Performing Department
(N/A)
Non Technical Summary
Our long-term goal is to improve production traits of farmed catfish through transgenesis and to accomplish reversible genetic sterility in fish, specifically catfish, to accomplish absolute reproductive confinement, preventing establishment of transgenic genotypes in the natural environment. Such a technology could be used in a variety of fish including any domestic genotype, interspecific hybrid, transgenic or exotic, to minimize impacts on the natural environment, protect genetic biodiversity and ecosystems, increasing environmental friendliness of aquaculture and transgenic fish. The successful culmination of the project would result in a system that would prevent any gene flow of transgenes or domestic genes into wild populations.We have produced transgenic fish possessing multiple insertions of transgeneswhile mutating other genes. One strategy includes the mutation of one reproductive gene or a second such gene to redundantly guarantee sterility. These fish have improved growth, disease resistance, and n-3 fatty acid levels. The infertility was reversed with hormone therapy for the fish with one mutated reproductive gene. However, the success has been variable and relatively low, and the spawning rate needs to be improved to prove efficacy to government regulatory agencies and for economical commercialization. Two reproductive gene knockouts have not been evaluated for fertility restoration. Thus, the main thrust of this proposal is optimization of hormone therapy and to determine if the redundant system requires the same or different hormone dosage regimen to restore fertility as the editing of a single reproductive gene.
Animal Health Component
50%
Research Effort Categories
Basic
50%
Applied
50%
Developmental
0%
Goals / Objectives
Specific Objectives-1) To determine the optimum dose of luteinizing hormone releasing hormone analogue (LHRHa) and human chorionic gonadotropin (HCG) as either liquid injections or slow-release cellulose acetate implants to restore fertility to transgenic channel catfish that have had one or two HPG axis related genes knocked out.2) To determine if equine chorionic gonadotropin (eCG) is more effective than HCG for restoring fertility to sterilized transgenic- gene-edited channel catfish.3) To verify that hormone therapy regimens do not adversely affect progeny development and early life history performance.4) Confirm the inheritance of performance level in the resulting generation of offspring of the transgenic-gene-edited parents and examine any potential epigenetic effects on long-term performance due to hormone therapy.
Project Methods
Body weight of males and females will be obtained and those with good secondary sexual characteristics indicative of readiness for spawning will be paired with the appropriate genotype in partitioned spawning tanks.

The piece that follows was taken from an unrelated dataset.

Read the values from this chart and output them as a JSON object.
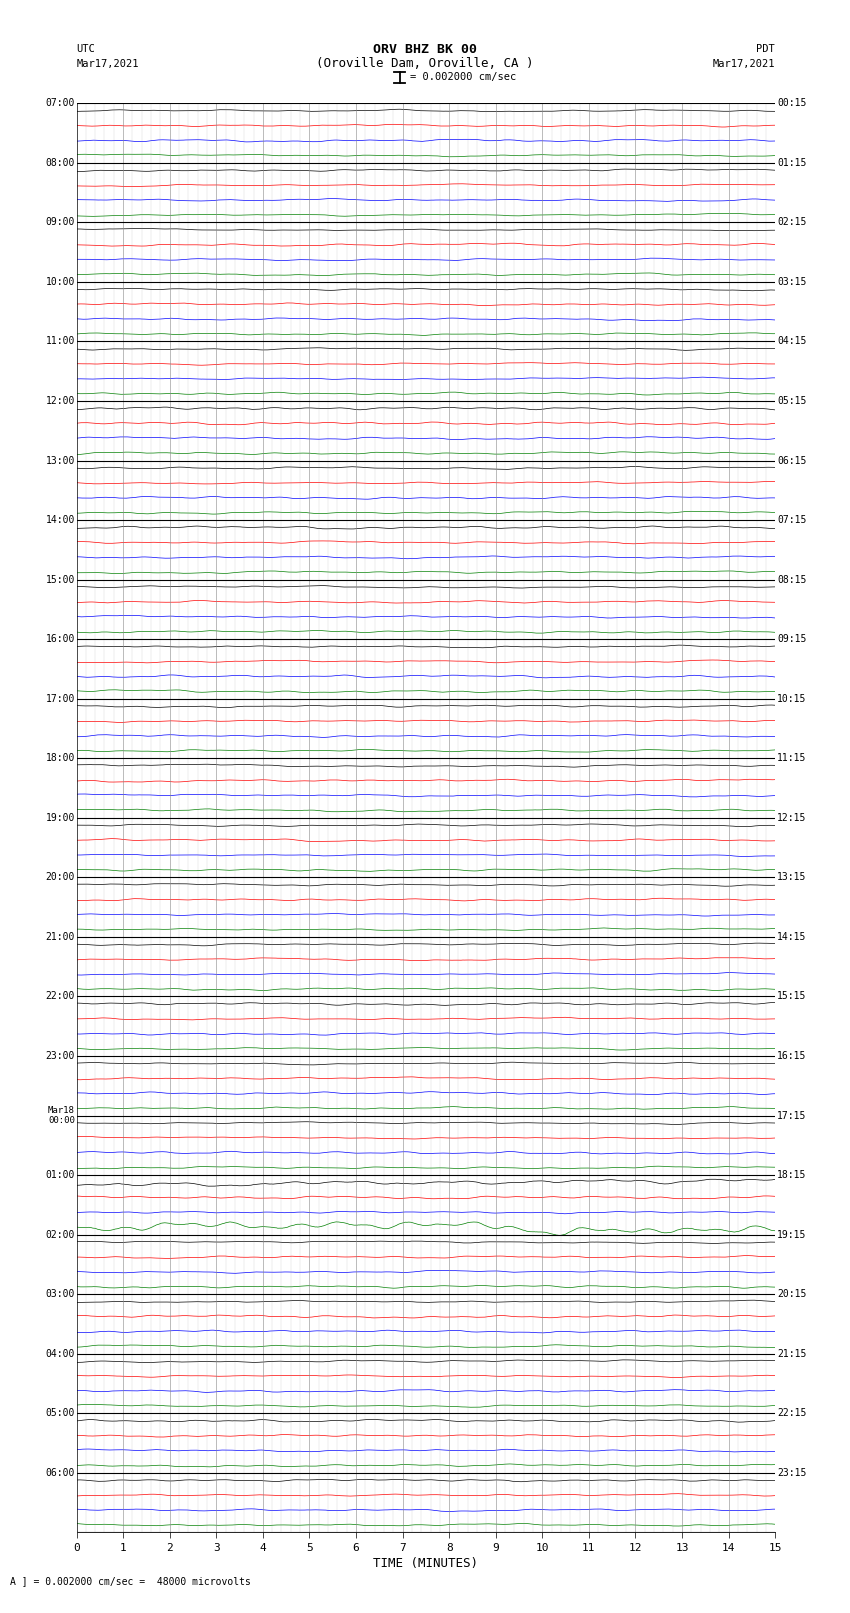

A 2 x 2 x 3 x 4 factorial will be utilized for the hormone treatments with 2 pooled genotypes (1 or 2 HPG axis genes knocked out), 2 methods of delivery (liquid injection or slow-release implant), 3 doses of HCG and 4 doses of LHRHa. Fish that are one reproductive gene or two reproductive genes mutated will have 10 replicate pairings each per hormone treatment. Forty replicate pairings of wild-type pairings will be utilized and will be injected with LHRHa at 100 ug/kg, which is the current industry standard for wild-type domestic catfish. Reproduction by gene-edited channel catfish comparable to that found by wild types that are spawned with industry protocols would be considered a success. The injection/implantation regimens are the same for males and females.The following injection treatments will be administered: (1) 1,200 IU hCG, (2) 1,600 IU hCG, and (3) 2,000 IU hCG coupled with LHRHa [0 (saline (0.85% NaCl), 50, 100 ug/kg] and hCG [0 (saline), 1,200, 1,600, 2,000 IU] and the same dosages for the implants.Fry (n = 10 individuals) will be randomly sampled from each family, at peak hatch, before first feeding (when >50% of fry swim-up to the surface), and at 30 days post-hatch. Total length, notochord length, and body morphology measurements (e.g., eye diameter, jaw length, yolk sac area, and yolk utilization rates) will be obtained from fry using imaging software. Deformed fry will also be identified visually based on pericardial, head, eye, yolk, tail, and spine deformities. Body weight and survival will also be recorded during these "critical" stages in ontogeny.Growth rate, carcass rate, and disease resistance will be determined. Standard bacterial disease challenges will be performed.